America's largest national park landscape is once-again threatened by the 211-mile Ambler industrial mining road, which would slice through Gates of the Arctic National Preserve, disrupt caribou migration and threaten the subsistence lifestyles of rural Alaskans
In Northern Alaska, the proposed 211-mile Ambler industrial mining road could forever damage a vast roadless region and threaten America’s largest national park, Alaska Native communities, wildlife and thousands of waterways.
The threat has never been greater.
In 2024, NPCA celebrated victory with advocates in Alaska and across America, Tribes and communities around the region, when a final ruling by the Bureau of Land Management blocked the road proposal after determining its impacts were far too damaging.
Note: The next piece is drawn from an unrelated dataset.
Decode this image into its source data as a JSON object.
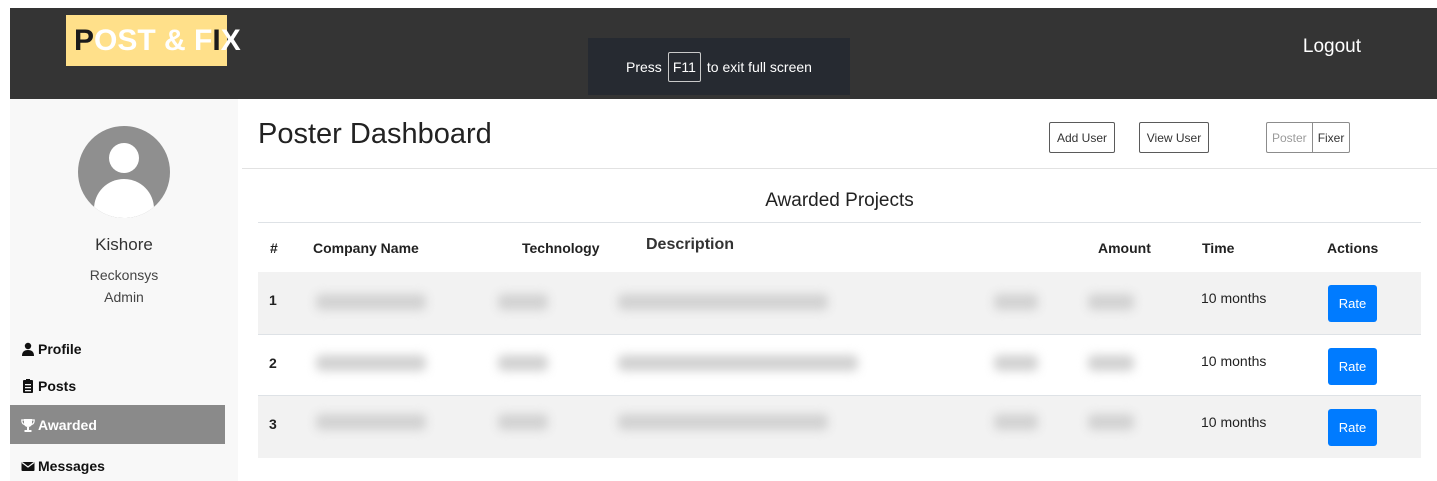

Now, the Trump administration is taking unprecedented steps to ignore previous rulings and instead force the Ambler mining road forward.
The road would sever the migration route for the Western Arctic Caribou Herd and devastate a vast wilderness landscape including more than 20 million acres of national park lands and the homes of 66 Alaska Native communities.
Leading up to the 2024 decision, advocates submitted more than 116,000 comments opposing the road, and the Biden administration concluded, after an extensive analysis, that threats of irreparable harm were too great to allow the industrial road’s permits to remain in place.
NPCA has long argued, alongside local, Tribal and national partners, that the ecological, economic and social impacts to the lands and communities of Alaska’s Brooks Range far outweighed any speculative benefits from this proposed mining project.
The state of Alaska intends to build the industrial access road along the southern Brooks Range to transport ore from open pit copper mines planned in the northwest region of the state. The road would have cost more than $1.4 billion and crossed 20 miles of Gates of the Arctic National Preserve. It would have also crossed nearly 3,000 rivers and streams, including the Kobuk Wild & Scenic River.
NPCA will continue its defense of one of the last great intact ecosystems on Earth, and work in partnership with the people who have called it home for generations.